La Constitution ne donne pas au gouvernement ni aux grandes entreprises le droit de proclamer ce qui est «faux» et ce qui ne l'est pas, ce qu'est une «théorie du complot» et ce qui «fait autorité». Les mêmes arguments qui sont utilisés pour sévir contre les médias sociaux auraient tout aussi bien pu être utilisés pour interdire les livres et les journaux de masse qui sont apparus avec l’arrivée de l'imprimerie.
La campagne de censure sur Internet est déjà bien lancée aux États-Unis. Depuis que Google a annoncé plus tôt cette année son intention d'enterrer «les points de vue alternatifs» dans les résultats de recherche, les principaux sites de gauche ont vu une chute de plus de 50 pour cent des visites provenant de recherches. Les visites du World Socialist Web Site en provenance de recherches Google ont chuté de 75 pour cent.
Facebook, Twitter et d'autres plates-formes de médias sociaux ont introduit des mesures similaires. La campagne lancée sur l'activité en ligne de la Russie sera utilisée pour justifier des mesures encore plus intrusives.

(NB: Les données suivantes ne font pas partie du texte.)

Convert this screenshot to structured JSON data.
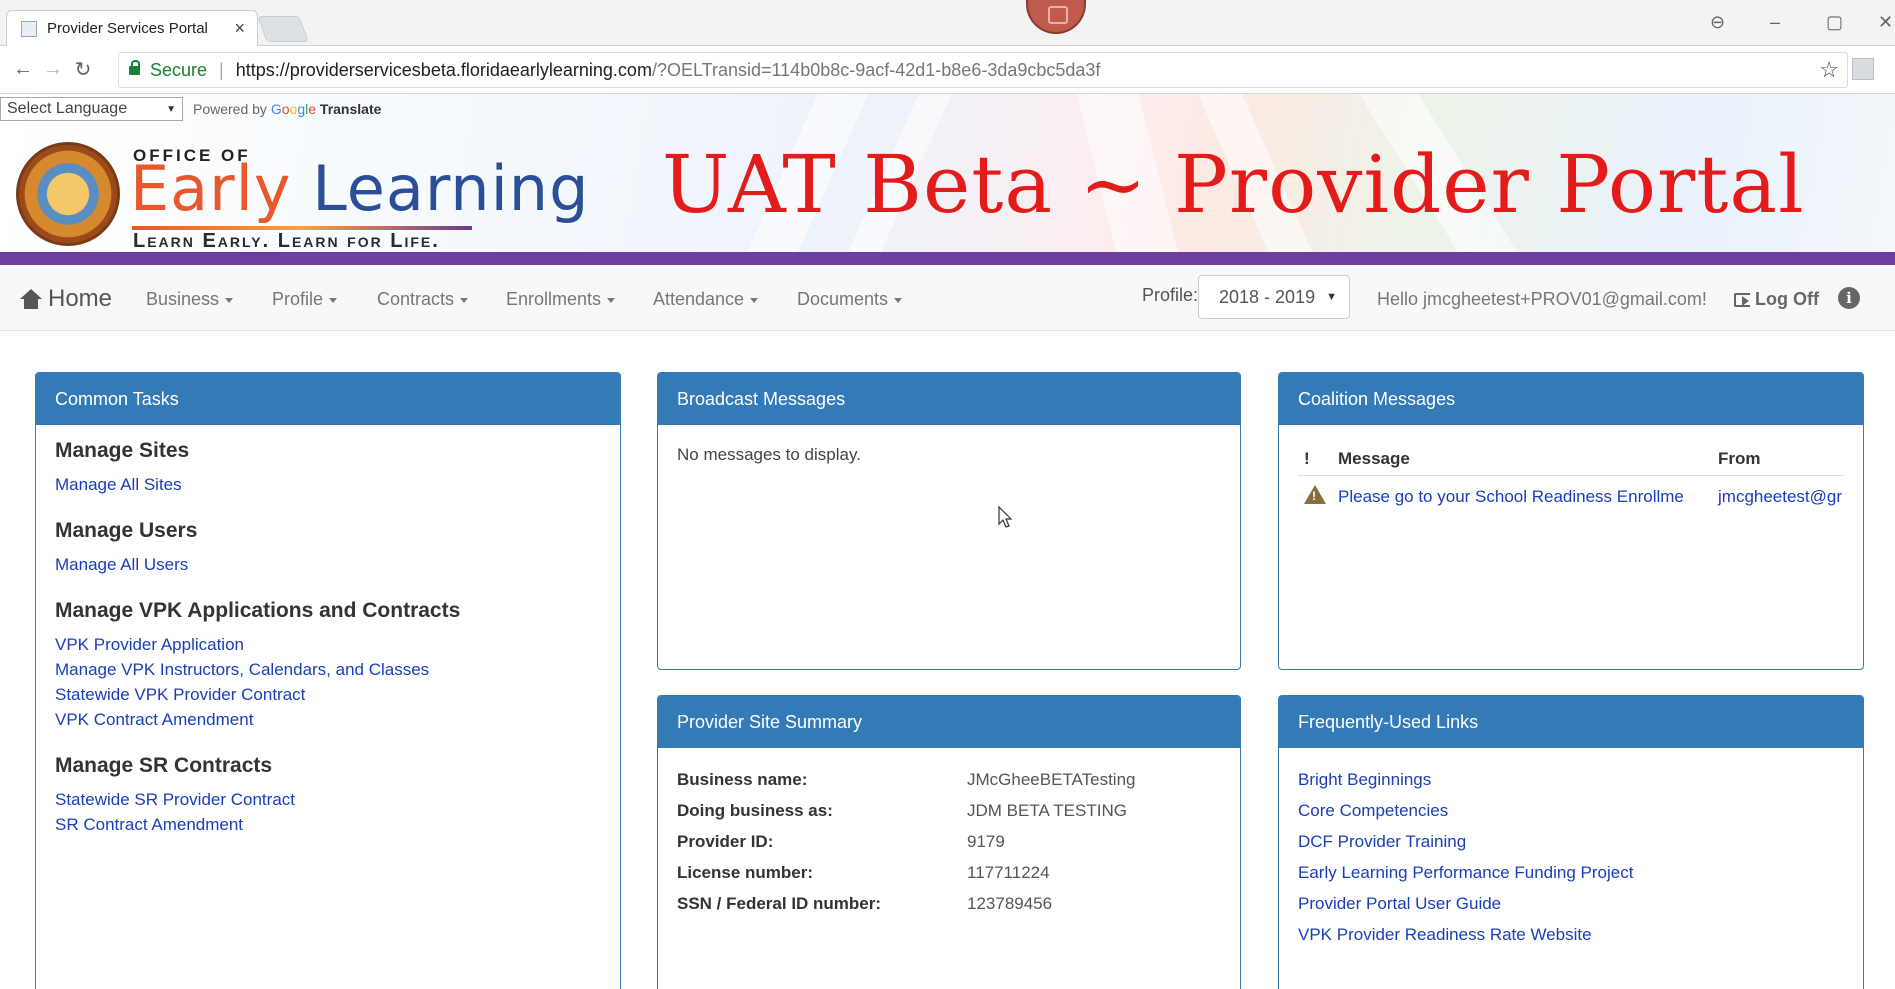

Cela se produit alors que les universités mettent en œuvre des politiques pour donner à la police le pouvoir de surveiller les événements sur le campus. Des efforts sont en cours pour abolir la «neutralité de l’Internet» afin de permettre aux grandes entreprises de réglementer le trafic Internet. Les agences de renseignement ont exigé la capacité de contourner le cryptage après avoir été démasquées pour avoir surveillé illégalement les communications téléphoniques et l'activité Internet de toute la population.
Dans toute une série de pays «démocratiques», les gouvernements se tournent vers un État de type policier, que ce soit la France qui a instauré un état d'urgence permanent, l'Allemagne qui a fermé le mois dernier une filiale du site politique de gauche «Indymedia», ou l’Espagne qui a lancé une violente répression du référendum séparatiste en Catalogne et emprisonné des dirigeants séparatistes.
La suppression des droits démocratiques constitue la réponse politique de l'aristocratie patronale et financière à la croissance du mécontentement de la classe ouvrière face aux niveaux records d'inégalité sociale. Elle est étroitement liée à la préparation d'une escalade majeure de la violence impérialiste à travers le monde. La plus grande crainte de l'élite dirigeante est l'émergence d'un mouvement indépendant de la classe ouvrière, et l'État prend des mesures pour l'empêcher.